France is trying to secure the jobs of car workers and their suppliers
Fears of increasing protectionism in Europe are overshadowing a meeting of EU finance ministers.
The Czech EU presidency has announced plans for an informal EU summit before the end of this month to co-ordinate responses to the economic crisis.
"The biggest risk at the moment is the risk of protectionism," Czech Finance Minister Miroslav Kalousek said.
The European Commission is concerned about a French bail-out for carmakers, and is seeking clarification.
Commission spokesman Jonathan Todd said there were "a number of concerns" about the French state aid, which was announced on Monday. The commission wants to ensure France's actions do not violate EU competition rules.
France announced 6.5bn euros ($8.5bn, £5.7bn) in emergency government loans to its carmakers.
Peugeot-Citroen and Renault will receive 3bn euros each, while Renault Trucks, which is owned by Sweden's AB Volvo, will get 500m euros.
In exchange, they pledged to keep French plants open, President Nicolas Sarkozy said.

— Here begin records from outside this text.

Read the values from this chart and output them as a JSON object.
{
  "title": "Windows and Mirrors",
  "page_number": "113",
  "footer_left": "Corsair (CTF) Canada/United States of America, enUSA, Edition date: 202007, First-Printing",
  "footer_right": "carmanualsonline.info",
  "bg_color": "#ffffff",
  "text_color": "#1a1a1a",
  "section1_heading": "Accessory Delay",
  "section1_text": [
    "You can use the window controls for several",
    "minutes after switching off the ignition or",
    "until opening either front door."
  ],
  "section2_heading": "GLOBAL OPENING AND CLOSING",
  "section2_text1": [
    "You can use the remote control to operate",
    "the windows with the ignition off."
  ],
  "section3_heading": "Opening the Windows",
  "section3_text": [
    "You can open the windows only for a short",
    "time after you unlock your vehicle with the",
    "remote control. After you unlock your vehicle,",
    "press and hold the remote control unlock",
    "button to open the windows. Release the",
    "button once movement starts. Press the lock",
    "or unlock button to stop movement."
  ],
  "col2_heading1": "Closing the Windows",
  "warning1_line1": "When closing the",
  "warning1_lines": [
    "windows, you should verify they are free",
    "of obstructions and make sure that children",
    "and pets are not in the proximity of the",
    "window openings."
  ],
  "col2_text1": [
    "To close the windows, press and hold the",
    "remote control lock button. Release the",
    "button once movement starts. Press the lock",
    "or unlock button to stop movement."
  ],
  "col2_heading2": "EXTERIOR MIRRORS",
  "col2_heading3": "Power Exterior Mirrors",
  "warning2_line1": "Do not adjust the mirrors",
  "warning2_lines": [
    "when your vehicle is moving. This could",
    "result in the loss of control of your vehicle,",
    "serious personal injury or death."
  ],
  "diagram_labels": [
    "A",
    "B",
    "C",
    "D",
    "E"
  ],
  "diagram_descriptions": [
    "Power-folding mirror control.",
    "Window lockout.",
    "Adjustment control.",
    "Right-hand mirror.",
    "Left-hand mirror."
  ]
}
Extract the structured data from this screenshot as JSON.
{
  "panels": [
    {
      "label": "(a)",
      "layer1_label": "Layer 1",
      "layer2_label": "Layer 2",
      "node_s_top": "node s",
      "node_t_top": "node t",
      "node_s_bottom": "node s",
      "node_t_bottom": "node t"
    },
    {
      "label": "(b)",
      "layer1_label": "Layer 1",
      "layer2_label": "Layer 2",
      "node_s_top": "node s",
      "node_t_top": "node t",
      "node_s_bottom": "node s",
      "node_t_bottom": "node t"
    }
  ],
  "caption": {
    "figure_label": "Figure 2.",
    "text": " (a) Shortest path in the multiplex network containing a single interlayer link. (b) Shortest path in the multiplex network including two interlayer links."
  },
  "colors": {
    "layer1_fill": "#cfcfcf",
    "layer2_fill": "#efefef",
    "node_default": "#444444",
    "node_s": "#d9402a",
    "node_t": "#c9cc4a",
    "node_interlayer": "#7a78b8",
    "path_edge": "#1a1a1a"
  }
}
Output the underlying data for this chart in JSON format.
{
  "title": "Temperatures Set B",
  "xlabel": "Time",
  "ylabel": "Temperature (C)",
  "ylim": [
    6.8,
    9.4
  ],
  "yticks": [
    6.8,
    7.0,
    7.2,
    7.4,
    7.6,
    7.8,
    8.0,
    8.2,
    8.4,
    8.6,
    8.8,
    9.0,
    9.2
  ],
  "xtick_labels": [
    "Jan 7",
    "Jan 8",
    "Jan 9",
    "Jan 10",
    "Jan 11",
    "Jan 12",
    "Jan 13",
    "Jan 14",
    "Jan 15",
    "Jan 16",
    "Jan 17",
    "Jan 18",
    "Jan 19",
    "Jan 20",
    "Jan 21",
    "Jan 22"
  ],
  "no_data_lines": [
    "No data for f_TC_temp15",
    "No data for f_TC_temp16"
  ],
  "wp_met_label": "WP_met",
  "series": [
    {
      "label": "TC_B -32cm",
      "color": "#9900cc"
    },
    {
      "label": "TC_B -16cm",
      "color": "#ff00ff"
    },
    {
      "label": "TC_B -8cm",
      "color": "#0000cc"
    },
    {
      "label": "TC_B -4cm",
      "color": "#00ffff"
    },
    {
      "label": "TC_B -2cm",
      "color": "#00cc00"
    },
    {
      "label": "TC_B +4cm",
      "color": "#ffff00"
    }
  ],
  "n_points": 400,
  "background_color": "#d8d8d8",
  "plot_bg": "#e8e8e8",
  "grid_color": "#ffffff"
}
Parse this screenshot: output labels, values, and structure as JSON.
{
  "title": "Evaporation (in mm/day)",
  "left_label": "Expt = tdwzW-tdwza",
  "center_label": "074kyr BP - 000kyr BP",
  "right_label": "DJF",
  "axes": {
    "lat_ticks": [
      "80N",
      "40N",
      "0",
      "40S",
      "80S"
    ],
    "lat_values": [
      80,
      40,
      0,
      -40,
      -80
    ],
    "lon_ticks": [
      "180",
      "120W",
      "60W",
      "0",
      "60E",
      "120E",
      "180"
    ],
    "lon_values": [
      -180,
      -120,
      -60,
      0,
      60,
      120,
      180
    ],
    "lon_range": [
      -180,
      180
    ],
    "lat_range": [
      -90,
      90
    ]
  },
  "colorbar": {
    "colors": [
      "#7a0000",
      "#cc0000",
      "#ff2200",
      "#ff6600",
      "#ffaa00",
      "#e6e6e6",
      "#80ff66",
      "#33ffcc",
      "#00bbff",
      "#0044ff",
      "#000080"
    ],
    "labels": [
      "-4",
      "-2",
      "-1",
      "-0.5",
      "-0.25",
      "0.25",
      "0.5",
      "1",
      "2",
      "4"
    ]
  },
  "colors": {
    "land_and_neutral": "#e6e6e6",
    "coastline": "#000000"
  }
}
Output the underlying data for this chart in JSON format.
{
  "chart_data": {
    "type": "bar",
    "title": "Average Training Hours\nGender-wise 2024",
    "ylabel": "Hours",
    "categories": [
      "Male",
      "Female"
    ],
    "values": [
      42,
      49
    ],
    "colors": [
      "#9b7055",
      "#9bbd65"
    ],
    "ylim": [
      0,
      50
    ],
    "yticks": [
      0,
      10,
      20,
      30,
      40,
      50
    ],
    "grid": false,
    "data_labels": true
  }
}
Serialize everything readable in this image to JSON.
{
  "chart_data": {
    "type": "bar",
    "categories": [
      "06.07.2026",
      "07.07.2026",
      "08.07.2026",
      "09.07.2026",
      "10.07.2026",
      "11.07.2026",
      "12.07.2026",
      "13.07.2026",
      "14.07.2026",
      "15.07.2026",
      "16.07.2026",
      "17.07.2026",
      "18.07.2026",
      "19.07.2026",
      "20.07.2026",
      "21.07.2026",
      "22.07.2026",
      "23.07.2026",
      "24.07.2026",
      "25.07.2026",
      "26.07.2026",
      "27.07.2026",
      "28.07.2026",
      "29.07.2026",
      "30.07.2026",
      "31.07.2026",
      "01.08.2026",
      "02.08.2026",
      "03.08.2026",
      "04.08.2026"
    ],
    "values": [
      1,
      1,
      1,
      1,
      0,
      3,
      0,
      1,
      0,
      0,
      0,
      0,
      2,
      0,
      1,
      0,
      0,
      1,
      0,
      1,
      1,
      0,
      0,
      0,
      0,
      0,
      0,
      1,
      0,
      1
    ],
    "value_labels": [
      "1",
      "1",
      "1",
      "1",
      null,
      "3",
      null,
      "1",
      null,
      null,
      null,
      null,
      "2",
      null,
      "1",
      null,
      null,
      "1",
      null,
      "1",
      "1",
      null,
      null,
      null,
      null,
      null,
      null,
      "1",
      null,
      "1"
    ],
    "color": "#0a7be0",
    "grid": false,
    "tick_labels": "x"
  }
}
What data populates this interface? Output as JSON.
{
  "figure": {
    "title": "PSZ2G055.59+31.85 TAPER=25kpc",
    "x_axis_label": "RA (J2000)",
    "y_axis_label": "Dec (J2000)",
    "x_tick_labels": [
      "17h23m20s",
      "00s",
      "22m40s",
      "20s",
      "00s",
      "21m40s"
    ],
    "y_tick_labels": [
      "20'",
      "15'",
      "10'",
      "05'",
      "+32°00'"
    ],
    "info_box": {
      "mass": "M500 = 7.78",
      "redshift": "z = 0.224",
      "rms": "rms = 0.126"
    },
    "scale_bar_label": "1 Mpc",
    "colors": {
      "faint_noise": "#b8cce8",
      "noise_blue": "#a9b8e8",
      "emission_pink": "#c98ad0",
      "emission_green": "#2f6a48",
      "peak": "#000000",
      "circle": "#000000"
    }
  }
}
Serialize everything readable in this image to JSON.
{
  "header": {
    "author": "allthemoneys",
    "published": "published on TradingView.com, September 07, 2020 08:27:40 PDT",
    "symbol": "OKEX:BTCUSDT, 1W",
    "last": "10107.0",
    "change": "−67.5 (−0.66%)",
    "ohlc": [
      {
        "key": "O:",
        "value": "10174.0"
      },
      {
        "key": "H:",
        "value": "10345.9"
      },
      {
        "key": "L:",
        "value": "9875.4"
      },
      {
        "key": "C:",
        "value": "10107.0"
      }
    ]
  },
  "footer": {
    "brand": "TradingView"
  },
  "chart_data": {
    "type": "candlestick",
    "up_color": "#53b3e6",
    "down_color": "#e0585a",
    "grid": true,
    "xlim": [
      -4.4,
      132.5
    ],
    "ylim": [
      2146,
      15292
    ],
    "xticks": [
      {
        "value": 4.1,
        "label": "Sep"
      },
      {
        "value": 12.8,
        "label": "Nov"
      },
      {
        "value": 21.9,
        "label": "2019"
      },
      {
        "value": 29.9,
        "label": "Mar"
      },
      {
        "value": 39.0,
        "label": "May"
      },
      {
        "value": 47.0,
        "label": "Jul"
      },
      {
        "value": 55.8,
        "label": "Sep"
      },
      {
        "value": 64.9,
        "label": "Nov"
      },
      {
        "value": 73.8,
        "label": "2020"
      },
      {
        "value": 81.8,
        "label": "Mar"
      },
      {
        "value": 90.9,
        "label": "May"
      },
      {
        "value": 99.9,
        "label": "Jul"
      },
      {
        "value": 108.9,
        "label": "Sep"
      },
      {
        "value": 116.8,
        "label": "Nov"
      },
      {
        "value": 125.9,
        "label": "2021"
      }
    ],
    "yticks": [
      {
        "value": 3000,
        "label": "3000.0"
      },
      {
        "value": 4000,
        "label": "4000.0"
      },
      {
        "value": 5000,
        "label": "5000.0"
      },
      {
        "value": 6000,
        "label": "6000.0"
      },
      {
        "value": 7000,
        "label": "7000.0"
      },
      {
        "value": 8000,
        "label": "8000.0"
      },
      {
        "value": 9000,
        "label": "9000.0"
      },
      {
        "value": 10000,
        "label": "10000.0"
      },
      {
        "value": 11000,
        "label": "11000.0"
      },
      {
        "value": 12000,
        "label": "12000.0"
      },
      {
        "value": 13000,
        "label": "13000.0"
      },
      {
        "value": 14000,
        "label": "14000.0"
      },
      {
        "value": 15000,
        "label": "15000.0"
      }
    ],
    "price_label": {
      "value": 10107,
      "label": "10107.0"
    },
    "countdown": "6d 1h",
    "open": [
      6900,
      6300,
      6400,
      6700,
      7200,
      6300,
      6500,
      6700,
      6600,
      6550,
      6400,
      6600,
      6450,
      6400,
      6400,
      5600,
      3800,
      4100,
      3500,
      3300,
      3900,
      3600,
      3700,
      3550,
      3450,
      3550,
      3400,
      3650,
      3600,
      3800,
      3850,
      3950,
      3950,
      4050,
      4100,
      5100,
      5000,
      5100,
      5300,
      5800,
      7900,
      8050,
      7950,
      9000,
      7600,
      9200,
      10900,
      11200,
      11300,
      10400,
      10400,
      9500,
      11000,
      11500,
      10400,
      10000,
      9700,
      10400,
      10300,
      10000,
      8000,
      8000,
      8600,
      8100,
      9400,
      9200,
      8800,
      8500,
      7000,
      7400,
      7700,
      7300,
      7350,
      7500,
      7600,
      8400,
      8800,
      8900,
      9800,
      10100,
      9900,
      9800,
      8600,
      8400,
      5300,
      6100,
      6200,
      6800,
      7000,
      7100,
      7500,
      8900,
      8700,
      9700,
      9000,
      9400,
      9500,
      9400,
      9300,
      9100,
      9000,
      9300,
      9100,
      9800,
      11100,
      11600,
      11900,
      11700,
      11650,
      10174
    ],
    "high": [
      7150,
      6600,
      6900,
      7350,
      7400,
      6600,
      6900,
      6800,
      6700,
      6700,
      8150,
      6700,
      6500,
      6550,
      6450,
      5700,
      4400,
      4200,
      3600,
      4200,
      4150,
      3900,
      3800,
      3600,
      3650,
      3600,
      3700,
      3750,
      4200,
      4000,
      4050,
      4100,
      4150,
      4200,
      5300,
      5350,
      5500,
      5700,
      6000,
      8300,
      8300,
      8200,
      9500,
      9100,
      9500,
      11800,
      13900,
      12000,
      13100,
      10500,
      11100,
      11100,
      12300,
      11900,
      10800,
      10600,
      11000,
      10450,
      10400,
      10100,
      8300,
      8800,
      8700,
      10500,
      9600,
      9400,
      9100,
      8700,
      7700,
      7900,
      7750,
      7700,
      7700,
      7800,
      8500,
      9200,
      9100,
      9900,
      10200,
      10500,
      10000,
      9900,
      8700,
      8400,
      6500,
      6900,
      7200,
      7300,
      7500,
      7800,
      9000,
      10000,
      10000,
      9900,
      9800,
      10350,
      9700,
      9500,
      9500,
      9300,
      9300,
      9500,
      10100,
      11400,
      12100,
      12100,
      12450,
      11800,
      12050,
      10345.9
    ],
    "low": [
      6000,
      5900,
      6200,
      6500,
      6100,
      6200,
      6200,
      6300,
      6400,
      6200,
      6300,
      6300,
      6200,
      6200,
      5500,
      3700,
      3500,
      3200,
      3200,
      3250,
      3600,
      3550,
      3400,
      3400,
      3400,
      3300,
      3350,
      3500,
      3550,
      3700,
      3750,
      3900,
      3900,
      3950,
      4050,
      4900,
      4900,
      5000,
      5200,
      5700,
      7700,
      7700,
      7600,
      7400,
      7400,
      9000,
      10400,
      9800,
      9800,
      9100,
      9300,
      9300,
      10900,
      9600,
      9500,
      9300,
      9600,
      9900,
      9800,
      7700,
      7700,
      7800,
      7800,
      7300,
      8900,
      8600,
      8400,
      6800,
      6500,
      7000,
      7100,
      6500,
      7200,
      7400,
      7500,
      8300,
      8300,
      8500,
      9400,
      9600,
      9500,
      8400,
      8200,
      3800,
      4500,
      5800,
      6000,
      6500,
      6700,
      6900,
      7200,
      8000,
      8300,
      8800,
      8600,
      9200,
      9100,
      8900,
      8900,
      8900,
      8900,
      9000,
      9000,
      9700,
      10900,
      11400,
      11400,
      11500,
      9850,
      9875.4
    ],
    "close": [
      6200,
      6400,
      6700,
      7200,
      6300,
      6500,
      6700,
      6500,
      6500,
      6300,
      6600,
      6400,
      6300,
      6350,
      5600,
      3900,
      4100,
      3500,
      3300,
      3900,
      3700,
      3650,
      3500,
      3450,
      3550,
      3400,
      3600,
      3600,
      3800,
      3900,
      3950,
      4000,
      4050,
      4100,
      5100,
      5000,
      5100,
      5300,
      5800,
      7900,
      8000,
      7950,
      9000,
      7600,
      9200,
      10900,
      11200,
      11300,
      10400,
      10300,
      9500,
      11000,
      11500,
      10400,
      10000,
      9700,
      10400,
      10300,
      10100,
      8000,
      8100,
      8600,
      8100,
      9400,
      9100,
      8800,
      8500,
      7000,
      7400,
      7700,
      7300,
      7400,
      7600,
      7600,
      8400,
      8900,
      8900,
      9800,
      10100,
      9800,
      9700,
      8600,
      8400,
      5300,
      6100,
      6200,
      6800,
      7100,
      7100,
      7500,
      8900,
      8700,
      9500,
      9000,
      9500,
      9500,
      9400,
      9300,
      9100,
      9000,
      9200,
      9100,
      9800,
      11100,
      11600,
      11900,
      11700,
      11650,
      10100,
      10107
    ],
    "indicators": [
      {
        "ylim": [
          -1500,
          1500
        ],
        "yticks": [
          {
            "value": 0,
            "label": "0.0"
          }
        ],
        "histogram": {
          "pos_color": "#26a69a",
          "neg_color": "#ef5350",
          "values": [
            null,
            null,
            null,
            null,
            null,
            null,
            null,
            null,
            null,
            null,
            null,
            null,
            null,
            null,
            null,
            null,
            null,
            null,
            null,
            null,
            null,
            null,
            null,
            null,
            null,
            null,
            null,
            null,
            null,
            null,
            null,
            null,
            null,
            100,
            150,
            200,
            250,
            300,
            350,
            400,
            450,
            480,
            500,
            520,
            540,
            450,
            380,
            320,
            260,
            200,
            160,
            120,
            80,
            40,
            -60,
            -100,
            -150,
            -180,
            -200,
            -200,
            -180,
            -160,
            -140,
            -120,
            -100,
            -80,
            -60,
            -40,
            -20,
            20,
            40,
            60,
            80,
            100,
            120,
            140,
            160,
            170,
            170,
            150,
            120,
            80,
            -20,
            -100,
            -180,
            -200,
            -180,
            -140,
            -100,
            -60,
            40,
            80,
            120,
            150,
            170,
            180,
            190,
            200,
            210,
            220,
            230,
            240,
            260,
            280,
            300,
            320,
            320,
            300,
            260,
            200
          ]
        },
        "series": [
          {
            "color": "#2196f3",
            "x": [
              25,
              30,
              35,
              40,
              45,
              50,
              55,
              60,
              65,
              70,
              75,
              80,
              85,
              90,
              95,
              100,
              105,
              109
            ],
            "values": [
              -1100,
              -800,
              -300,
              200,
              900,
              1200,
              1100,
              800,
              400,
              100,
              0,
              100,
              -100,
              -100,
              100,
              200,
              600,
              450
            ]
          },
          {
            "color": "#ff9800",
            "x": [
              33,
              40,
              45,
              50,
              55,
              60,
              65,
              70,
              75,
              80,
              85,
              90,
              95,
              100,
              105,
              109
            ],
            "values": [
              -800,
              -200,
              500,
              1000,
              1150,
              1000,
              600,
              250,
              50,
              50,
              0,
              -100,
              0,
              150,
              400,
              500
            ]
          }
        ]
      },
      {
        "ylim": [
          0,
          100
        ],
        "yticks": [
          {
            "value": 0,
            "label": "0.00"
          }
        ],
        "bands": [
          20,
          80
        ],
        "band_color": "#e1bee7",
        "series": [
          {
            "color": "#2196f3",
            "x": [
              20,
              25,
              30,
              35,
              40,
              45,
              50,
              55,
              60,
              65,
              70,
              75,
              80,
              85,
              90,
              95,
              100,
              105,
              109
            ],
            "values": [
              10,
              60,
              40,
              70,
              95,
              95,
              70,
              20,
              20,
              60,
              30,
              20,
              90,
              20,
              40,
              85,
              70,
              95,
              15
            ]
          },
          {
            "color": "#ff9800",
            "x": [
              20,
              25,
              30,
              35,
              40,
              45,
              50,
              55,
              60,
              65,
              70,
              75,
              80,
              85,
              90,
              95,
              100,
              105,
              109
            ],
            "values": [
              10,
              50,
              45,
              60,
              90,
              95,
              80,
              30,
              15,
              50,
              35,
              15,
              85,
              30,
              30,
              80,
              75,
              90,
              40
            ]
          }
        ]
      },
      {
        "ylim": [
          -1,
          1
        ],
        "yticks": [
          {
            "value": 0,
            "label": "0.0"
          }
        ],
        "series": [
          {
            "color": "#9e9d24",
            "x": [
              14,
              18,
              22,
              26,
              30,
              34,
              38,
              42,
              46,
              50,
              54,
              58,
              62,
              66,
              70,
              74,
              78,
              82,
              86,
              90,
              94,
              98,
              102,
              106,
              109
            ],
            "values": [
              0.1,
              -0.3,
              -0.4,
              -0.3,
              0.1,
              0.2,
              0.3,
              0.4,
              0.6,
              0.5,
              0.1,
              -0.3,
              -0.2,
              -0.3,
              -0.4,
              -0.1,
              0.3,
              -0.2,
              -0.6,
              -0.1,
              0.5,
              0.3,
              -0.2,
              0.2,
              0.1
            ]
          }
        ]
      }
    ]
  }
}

President Sarkozy's call for French carmakers to keep production at home has alarmed Czech leaders.
Last week he said carmarkers receiving state aid should keep production in France and consider relocating their plants in the Czech Republic back to France.
Czech Prime Minister Mirek Topolanek criticised Mr Sarkozy's stance, saying it underlined the need for co-ordinated European action to prevent "beggar-thy-neighbour" policies among the 27 member states.
"The last impulse was the really selective and protectionist steps and statements of, among others, President Sarkozy, that led me to the intention to call this extraordinary council [EU summit]," Mr Topolanek said.
Commenting in Brussels on Tuesday, UK Chancellor Alistair Darling said "getting lending going again is the most important thing we need to focus on in the United Kingdom, Europe and indeed throughout the world".
He also said "it is very, very important that we don't have protectionism".
"It is entirely possible and indeed desirable that countries support their own economies - France and Germany are supporting their car industries and so are we - provided that you do those things together. Each country needs its neighbours more than ever before."
The ministers are also discussing what to do with the problem of toxic assets accumulated by banks, which are contributing to the general paralysis in lending.
One of the options is to set up a "bad bank" to soak up toxic assets.
"There will not be an agreement on a single methodology of how to deal with toxic assets today. We hope that we will advance in these discussions and we will ask the (European) Commission to further deal with it," said Mr Kalousek, quoted by Reuters news agency.
Mr Darling said "the option of a split between a good and bad bank is open.
"So I think most countries will want to keep all options open."